The Nigerian Army on Wednesday shocked the court when it attributed the compulsory retirement of some top officers in 2016 to their failure to renew their appointments.
About 37 officers, including Generals, were summarily dismissed via a letter on June 9, 2016.
In the statement announcing their retirement, the Army said that the officers were sacked by the Army Council for alleged electoral and contract-related fraud.
The development was controversial, as most of the officers did not face any panel or probe before their retirement.
This triggered widespread condemnation and was followed by suits filed by the retired officers at the National Industrial Court, Abuja.

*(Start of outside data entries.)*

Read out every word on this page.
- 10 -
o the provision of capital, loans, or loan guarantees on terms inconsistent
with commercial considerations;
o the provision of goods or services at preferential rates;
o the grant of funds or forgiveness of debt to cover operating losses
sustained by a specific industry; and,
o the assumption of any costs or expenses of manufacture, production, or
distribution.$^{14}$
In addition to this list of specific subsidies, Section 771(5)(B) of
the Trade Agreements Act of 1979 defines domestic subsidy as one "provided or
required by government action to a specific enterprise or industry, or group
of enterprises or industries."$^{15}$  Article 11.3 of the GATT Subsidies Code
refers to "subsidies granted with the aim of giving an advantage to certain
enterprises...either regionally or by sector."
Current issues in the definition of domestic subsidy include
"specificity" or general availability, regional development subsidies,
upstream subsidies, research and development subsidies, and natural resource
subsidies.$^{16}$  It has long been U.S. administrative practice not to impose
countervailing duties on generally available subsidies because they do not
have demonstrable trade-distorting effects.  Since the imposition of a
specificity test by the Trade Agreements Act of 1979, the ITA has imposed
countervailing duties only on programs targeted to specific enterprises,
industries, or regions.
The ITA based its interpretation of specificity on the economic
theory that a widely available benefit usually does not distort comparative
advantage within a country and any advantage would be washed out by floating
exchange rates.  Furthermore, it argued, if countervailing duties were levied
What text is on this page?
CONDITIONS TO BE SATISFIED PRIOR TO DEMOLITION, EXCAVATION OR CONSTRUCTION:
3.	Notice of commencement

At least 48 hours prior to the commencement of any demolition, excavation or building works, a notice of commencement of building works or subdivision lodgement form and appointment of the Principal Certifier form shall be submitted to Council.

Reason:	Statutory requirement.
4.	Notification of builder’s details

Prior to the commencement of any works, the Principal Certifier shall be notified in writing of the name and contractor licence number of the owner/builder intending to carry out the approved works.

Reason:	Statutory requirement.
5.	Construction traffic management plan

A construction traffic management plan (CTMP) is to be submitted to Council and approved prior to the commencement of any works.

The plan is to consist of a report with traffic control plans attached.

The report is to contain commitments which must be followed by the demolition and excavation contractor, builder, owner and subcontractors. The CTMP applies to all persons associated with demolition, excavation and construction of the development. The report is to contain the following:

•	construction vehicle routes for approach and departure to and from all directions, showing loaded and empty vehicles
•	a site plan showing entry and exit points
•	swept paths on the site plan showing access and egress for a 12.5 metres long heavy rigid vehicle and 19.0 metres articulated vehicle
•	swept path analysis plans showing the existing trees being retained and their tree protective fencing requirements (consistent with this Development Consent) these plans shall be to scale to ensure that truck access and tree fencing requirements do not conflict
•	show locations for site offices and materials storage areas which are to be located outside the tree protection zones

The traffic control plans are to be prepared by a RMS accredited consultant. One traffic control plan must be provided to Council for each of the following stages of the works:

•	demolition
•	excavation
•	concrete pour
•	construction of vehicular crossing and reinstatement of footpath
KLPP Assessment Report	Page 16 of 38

At the hearing of a suit filed by Col. D. R. Hassan, one the affected officers, a lawyer working with the Nigerian Army’s Legal Department, said that the soldiers were dismissed “for failing to renew their appointments after 18 years.”
The lawyer, who introduced herself as Captain N. Okorie, said that based on the oath of allegiance sworn by the military officers during their first appointment, their contract was due for renewal after 18 years.
Okorie said that the failure of the officers to write their superiors for the renewal of their appointments amounted to a “serious offence.”
“He took an oath of allegiance to be employed for 18 years, after which he would renew his employment. He failed to comply with the provisions. That is a serious offence,” Okorie said when she answered questions from Hassan’s lawyer, Samuel Zibiri
Premium Times reported that Okorie added that from her knowledge, the necessary disciplinary measure for such an action was for the Army to “issue the sacked officers with the summary dismissal letter.”
“The disciplinary measure is to write the letter which is what the Army has done,” Okorie said.
After her submissions, the defence lawyer asked Okorie to read through Section 123 of the Army Act, Cap 20, Laws of Nigeria.
The section explains that before a disciplinary measure will be taken against an army officer, the allegation shall first be reported in a charge sheet to the commanding officer of the accused who will act based on the charge.
After reading through the Army Act, Okorie objected to its requirement in the issue. She said that although the Act stipulates the given procedure for the punishment of erring officers, the matter in question did not require referral to the Act.
Shortly after Hassan’s case was adjourned, the court began a similar matter involving another retired Colonel, Mohammed Suleiman.
Suleiman was called into the dock as a witness and asked why he did not write a letter renewing his appointment after 18 years in the Army.
He however explained that as a regular staff, he knew there was no need for him to have written such a letter.
“A regular officer is supposed to serve for 35 years,” Suleiman sad.
The case was adjourned till October 8, 2018 for continuation of hearing.